As if the answer were easy, Themistocles, when asked whether he would prefer to have been Achilles or Homer, replied: "Which would you rather be, a conqueror in the Olympic Games or the crier that proclaims who are the conquerors?" A navy man, Themistocles saw no honor in being out of things. He would not have understood the U.S. role of spectator to this year's Olympic Games, or how a country whose national pride has so often been hoisted in those Games could settle for the bleachers.
Right now, the U.S. feels none of that particular sort of pride. Instead many Americans, including those who would have been competing in Moscow, are wondering if what they are feeling is any sort of pride at all or merely the discomfort of having taken a difficult moral position that is beginning to feel a bit tight at the neck. After all, aren't those young men and women just playing games over there? Is the U.S. a spoilsport?

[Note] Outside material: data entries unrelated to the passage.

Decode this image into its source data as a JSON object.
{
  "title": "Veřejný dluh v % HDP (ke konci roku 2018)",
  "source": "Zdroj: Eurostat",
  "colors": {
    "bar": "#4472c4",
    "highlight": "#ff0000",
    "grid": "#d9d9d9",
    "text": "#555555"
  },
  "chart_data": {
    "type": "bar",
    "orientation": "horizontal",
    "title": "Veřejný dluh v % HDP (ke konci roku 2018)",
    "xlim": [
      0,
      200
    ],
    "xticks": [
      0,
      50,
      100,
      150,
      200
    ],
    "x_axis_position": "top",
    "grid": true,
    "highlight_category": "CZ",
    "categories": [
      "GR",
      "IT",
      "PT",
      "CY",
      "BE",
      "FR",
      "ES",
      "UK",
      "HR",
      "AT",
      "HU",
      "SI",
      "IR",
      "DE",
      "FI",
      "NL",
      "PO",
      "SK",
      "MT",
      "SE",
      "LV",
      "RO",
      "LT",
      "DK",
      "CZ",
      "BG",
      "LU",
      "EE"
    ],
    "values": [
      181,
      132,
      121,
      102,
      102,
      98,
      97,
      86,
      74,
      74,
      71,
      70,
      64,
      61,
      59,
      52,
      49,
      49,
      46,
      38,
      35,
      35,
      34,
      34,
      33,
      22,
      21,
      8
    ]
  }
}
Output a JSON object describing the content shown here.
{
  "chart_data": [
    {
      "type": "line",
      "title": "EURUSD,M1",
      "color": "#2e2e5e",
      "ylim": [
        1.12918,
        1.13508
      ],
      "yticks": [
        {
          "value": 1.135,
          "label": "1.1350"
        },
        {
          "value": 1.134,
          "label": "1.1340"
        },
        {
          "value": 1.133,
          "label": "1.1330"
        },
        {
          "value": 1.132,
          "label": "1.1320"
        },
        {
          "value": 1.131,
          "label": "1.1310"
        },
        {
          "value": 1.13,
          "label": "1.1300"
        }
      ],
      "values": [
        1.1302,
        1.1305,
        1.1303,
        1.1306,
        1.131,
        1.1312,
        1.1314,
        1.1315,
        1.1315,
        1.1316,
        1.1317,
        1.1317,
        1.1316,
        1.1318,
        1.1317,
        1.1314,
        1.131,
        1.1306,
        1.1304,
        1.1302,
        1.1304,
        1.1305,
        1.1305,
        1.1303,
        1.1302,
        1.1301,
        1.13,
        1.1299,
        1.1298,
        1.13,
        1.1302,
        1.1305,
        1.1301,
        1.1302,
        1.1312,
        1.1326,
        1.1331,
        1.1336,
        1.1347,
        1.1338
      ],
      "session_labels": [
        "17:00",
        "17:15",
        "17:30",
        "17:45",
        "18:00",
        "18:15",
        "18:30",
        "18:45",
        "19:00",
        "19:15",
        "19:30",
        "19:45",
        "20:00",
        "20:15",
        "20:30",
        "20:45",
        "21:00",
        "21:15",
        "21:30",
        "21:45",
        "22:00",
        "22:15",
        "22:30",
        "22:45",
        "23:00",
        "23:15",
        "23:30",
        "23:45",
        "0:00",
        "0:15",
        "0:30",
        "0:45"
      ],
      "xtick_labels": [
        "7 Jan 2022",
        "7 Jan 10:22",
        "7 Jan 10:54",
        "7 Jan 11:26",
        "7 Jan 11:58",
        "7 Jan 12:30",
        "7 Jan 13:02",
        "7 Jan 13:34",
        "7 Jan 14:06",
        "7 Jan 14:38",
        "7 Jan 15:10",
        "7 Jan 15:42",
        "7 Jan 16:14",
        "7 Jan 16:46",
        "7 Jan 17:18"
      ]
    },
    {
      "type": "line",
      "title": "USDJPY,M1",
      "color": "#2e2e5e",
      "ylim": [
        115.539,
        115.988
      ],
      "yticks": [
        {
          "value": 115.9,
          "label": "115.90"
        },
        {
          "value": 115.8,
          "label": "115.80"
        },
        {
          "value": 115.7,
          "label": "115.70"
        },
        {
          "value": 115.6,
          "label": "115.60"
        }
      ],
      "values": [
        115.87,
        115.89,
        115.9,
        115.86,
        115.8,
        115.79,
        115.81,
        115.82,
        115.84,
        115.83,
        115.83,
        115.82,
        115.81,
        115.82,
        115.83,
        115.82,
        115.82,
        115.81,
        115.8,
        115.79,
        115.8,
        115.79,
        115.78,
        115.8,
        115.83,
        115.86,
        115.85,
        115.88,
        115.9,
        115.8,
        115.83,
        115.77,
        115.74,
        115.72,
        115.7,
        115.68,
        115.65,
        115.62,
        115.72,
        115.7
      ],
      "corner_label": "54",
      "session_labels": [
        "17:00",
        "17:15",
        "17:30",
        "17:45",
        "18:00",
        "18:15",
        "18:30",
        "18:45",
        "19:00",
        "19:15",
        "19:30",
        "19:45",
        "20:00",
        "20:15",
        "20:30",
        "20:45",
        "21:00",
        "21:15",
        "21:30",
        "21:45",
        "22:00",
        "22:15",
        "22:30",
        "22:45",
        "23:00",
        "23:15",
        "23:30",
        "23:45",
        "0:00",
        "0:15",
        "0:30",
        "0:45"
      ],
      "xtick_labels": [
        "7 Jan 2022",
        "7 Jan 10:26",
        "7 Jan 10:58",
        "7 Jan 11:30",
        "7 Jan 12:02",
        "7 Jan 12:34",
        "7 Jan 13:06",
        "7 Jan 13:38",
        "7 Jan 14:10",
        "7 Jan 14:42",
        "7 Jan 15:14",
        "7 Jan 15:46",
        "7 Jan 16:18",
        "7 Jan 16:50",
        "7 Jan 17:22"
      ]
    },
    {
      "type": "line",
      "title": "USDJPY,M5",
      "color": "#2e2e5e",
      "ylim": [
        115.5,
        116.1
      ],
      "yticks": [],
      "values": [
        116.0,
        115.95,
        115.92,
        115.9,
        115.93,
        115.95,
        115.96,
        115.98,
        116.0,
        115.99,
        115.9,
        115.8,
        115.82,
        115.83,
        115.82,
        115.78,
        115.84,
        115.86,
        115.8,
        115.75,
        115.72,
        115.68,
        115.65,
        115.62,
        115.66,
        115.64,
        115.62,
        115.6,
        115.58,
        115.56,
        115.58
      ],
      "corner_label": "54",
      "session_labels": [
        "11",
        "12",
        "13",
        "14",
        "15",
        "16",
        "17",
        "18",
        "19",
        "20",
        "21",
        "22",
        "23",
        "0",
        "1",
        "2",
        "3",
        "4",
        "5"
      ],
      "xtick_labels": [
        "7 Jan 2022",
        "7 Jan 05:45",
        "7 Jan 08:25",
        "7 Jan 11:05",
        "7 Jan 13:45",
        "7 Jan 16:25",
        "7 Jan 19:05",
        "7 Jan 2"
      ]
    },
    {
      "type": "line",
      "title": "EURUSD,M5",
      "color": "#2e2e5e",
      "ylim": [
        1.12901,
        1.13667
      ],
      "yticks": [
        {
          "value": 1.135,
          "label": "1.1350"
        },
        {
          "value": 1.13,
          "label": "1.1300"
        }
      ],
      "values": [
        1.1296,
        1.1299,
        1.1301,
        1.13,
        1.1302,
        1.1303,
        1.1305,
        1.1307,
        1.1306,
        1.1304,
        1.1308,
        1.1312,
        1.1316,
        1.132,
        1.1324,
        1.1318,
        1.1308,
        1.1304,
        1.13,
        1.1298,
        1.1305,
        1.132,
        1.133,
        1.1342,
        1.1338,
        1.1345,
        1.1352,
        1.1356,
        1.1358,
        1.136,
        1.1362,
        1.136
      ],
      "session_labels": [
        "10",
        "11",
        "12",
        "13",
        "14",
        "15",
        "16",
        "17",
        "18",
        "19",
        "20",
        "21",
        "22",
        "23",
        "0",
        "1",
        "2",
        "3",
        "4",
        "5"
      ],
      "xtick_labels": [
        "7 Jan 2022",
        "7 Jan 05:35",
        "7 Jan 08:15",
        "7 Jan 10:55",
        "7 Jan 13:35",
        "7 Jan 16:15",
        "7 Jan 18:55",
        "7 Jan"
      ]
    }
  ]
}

Were it not for the remarks of the presidents of the International Olympic Committee, the political significance of the Olympics would probably never be in question. Yet as recently as July 14, Lord Killanin opened a session of the I.O.C. by expressing his great fear for the future of the Games "if politicians continue to make use of sport for their own ends." Steady as the Olympic torch, that sort of mindlessness has been passed from I.O.C. president to I.O.C. president, from Avery Brundage to Killanin, and soon, most likely, to President-elect Juan Antonio Samaranch, who sounds a lot like his predecessors. All owe their conventional wisdom, if not their tone, to Baron Pierre de Coubertin, the founder of the modern Games. Decreed Coubertin: "The essential thing in life is not conquering, but fighting well." The words are charming, and perhaps even true, but they have never applied to the Olympics.
Certainly, nothing in the ancient history of the Games supports the idea that they are apolitical. Brundage lamented that in ancient Greece wars were suspended for the Olympics, whereas today the Olympics are suspended for wars. In fact, the first Olympics were dry runs for wars. Once, in 364 B.C., the Eleians turned a dry run into the real McCoy and swooped down on the Pisates during the Games. They won. The modern marathon,"inspired by the tale of a soldier who ran 25 miles to report a victory, commemorates both politics and conquest. As for the glory of fighting well, one needs only to read Pindar on the ignominy of the losers.